We have to remember that what sells papers are the fantastical aspects of human existence and those are usually negative.
But the word ‘election’ has another, theological meaning. It refers to God’s choice of someone or some people to accomplish a special mission. The classic example is the election of the Hebrews to be His Chosen People; but even though the Jews (as the Hebrews became subsequently known) were chosen by God, it all began with the choice of an individual man: Abraham. It is to his descendants that the honor and the burden went. The burden of this calling or election was humorously cited in the musical “Fiddler on the Roof” when Tevye, the poor Jew living in the village of Anatevka says (in the midst of his many troubles): “I know we are the Chosen people, but once in a while couldn’t you choose someone else?”
Why does God do this? It seems so undemocratic! Everyone should get this gift of being chosen as special. Why only a select few? On what basis is the choice made, and is God being unfair in doing things this way?
When God chooses, there is always a reason for that choice which will in fact benefit everyone. God did not choose the Jewish people because He just liked them better. These nomadic desert peoples were a tough lot.
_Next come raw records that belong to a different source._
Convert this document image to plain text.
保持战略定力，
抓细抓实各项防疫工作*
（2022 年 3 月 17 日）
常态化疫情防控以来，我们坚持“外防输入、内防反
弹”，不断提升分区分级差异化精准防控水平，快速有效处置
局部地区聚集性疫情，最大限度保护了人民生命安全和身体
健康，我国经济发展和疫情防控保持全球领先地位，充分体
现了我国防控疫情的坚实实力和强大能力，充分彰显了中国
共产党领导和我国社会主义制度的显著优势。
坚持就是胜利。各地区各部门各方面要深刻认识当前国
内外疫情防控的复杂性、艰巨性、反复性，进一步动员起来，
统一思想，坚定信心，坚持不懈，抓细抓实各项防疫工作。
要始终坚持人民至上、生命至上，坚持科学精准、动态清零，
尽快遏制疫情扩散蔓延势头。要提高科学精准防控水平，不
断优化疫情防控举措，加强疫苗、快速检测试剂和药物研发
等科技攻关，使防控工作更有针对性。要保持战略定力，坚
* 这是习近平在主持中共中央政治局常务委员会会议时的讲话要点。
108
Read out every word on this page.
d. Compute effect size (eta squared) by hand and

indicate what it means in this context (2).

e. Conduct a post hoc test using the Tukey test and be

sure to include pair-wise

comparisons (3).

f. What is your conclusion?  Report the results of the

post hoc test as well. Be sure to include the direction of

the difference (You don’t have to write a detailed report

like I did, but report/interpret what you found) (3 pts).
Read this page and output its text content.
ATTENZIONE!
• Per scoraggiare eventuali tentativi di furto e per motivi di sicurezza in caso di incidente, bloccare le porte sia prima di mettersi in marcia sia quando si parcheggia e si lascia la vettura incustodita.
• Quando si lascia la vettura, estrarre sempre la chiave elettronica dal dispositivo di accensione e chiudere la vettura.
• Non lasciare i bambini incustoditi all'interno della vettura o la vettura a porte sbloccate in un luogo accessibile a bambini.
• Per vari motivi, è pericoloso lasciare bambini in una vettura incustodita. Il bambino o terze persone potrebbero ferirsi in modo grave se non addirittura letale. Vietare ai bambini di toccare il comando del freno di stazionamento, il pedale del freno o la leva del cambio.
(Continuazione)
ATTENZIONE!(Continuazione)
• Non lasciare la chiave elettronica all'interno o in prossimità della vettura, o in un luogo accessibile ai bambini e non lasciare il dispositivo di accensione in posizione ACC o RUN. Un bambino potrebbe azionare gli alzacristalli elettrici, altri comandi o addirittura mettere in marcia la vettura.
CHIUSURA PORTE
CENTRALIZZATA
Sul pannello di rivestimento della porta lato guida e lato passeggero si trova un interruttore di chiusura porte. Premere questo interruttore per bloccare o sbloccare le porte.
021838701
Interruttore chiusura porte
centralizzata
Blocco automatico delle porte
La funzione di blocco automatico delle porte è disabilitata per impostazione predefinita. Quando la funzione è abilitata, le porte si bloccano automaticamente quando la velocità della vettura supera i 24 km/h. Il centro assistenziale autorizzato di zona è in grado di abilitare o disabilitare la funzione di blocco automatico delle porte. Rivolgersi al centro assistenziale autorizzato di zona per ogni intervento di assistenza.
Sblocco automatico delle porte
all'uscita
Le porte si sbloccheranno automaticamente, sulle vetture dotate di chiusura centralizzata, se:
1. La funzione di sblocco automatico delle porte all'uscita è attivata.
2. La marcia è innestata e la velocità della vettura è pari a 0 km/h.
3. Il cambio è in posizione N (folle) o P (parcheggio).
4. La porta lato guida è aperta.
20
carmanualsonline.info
God calls them “stiff necked”. God, in fact, makes a habit of choosing the weaker ones to shame the ones who think they are so strong.
The Jewish People were elected by God not to bask in being chosen, but that they may be of service to the rest of humanity; and they have given us the revelation of God and, of course, Jesus Himself, the Incarnation of God.
Within this revelation of the Torah (translated either as ‘Teaching’ or ‘Law’), God called or elected the great prophets like Isaiah and Jeremiah to summon wayward Israel to her true God. These men spoke the truth in great peril of their very lives because of their election.
Once we receive Christ in the New or enlarged Dispensation or Testament, God still elects individual saints to speak the truth to a specific historical situation. In doing this we notice that there are two kinds of saints. One is the ‘local’ kind who has a specific message to a specific area of the Church. I think of the election or call of St. Katherine Drexell here in our own country to work for the education of African American and Native American Youth. She may have less import in Finland, but may still be venerated. There are some saints that are called Ecclesial in that they call the whole church by their example and witness. Such a saint was St. Francis who in his ideal of Lady Poverty mined the very essence of the Christian calling, which has a direct import in every country, not just in his native Italy.
The recent canonization of the St. Teresa of Calcutta provides a clear example of what an ecclesial saint is meant to be. God clearly elected this amazing woman to say something of the direction He wants humanity to go in the modern era. As an Albanian in an Irish congregation working in India, she highlights the centrality of the poor in the concerns of God. Her call to go into the slums with nothing but faith and her institutional expansion of the order that God founded through her says very clearly that in this global age, we will be judged by how we treat the poor. With the modern forms of communication (TV, Internet), we can no longer be ignorant of the plight of so many of our world. Our inaction in the face of all this misery is inaction in the face of the suffering of Christ. On this every one of us will be judged.
This is the real type of ‘election’ that is the most important of our time. All other ones, including the current presidential one, are little more than side shows.